No violation of privacy right
Ultimately, the Federal Constitutional Court sees no violation of fundamental rights, in particular the general right of privacy. Insofar as information from the core area of private life is not used, a restriction of the general right of privacy is permissible for the protection of overriding general interests if it is carried out by or on the basis of a law that sufficiently and clearly describes the conditions and scope of the restriction and satisfies the principle of proportionality.
In this context, the Federal Constitutional Court approves the case-law of the ordinary courts: The principle of judge’s free evaluation of evidence provided for in Sec. 261 StPO is the constitutional legal basis for the use of evidence in criminal proceedings. In this regard, no special rules apply to the use of evidence that has been introduced into German criminal proceedings from abroad. If information has been obtained unlawfully, there is no constitutional rule that would always prohibit the use of the information obtained. Criminal court practice rightly assumes that the question of whether evidence may be used must be decided in each case according to the circumstances of the individual case. The assumption that evidence may not be used is an exception.
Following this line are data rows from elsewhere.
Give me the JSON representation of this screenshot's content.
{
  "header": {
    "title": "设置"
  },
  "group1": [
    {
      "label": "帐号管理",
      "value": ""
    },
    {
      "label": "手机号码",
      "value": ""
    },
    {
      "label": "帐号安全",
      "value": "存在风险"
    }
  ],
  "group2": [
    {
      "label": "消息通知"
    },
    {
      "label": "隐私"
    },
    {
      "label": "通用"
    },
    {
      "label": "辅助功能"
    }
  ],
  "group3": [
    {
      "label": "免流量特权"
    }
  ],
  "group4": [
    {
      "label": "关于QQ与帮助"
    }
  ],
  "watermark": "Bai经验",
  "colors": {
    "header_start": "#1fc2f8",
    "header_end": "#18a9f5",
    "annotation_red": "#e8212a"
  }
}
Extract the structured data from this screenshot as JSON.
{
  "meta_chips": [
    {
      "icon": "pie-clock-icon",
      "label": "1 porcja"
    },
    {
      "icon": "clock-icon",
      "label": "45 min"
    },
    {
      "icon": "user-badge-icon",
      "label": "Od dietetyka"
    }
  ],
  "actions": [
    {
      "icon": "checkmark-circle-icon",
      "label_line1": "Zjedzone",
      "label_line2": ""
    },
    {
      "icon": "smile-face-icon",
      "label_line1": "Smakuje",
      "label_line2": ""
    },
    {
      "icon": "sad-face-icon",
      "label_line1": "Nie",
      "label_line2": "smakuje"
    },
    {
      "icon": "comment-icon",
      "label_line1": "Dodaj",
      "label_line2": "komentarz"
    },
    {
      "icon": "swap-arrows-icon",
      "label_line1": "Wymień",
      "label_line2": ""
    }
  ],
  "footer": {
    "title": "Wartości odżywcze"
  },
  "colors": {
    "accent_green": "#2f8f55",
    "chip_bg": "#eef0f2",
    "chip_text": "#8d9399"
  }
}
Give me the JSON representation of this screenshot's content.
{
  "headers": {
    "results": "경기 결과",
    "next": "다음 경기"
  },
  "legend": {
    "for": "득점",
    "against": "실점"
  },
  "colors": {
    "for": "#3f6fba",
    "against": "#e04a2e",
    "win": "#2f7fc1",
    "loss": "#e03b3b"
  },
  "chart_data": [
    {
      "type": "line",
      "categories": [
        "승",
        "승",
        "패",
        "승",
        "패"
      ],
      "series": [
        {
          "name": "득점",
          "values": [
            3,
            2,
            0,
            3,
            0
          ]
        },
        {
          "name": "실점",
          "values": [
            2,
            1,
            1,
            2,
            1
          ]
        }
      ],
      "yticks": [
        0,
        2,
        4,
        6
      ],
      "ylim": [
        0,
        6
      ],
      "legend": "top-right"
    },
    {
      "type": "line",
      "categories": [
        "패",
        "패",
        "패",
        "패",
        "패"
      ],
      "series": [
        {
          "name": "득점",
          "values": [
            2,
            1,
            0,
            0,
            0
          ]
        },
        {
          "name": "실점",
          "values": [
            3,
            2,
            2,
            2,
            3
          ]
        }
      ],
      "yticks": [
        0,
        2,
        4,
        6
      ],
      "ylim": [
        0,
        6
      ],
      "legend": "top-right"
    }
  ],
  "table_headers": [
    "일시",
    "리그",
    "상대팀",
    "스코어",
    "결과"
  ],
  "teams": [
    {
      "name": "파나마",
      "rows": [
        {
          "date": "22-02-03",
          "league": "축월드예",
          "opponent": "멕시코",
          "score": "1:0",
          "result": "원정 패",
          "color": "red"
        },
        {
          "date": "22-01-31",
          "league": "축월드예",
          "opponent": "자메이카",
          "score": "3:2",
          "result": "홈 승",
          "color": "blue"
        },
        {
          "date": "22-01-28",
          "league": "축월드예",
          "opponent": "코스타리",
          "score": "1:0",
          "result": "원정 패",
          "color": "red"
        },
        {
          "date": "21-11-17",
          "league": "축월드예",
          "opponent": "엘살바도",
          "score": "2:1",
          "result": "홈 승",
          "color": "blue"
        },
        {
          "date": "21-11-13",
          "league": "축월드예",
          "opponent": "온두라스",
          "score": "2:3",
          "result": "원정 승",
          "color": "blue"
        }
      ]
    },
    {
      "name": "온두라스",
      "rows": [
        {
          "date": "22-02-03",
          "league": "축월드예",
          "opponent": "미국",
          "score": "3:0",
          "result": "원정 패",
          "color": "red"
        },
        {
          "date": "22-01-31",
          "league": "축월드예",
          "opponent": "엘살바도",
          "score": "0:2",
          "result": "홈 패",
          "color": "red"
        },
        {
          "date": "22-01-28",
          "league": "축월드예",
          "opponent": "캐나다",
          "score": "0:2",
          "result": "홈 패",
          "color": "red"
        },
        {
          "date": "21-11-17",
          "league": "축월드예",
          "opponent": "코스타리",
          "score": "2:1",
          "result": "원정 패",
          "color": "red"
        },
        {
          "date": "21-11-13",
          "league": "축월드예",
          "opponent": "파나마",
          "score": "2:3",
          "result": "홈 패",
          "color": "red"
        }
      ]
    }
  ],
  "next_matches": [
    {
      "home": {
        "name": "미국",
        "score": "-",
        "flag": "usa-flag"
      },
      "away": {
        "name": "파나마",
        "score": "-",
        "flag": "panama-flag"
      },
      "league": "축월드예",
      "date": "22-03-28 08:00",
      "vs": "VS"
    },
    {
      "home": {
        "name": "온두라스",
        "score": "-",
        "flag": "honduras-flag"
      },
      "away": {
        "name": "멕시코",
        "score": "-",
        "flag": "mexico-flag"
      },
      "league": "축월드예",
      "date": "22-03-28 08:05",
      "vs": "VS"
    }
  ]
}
The fact that the Federal Court of Justice assessed the usability according to national law and based its decision on the time of use is just as unobjectionable as the fact that the Federal Court of Justice rejected a violation of the essential principles of the German legal system by the collection of evidence carried out in France.
Put in focus
The German Federal Constitutional Court rejected the constitutional complaint against EncroChat evidence primarily on formal grounds, but for the first time it has also taken a clear position on the substance. As a result, the case law of the ordinary criminal courts in Germany, the majority of which have ruled against the ineligibility of the data obtained by the French operation using surveillance software against the EncroChat encryption service (→ eucrim 1/2021, 22-23), is not to be criticised. Although further constitutional complaints regarding EncroChat are still pending, the debate in Germany has been possibly ended for the time being. Contrary to many critical voices, the Federal Constitutional Court clarified that the actions of the French investigators did not violate fundamental human and European legal values.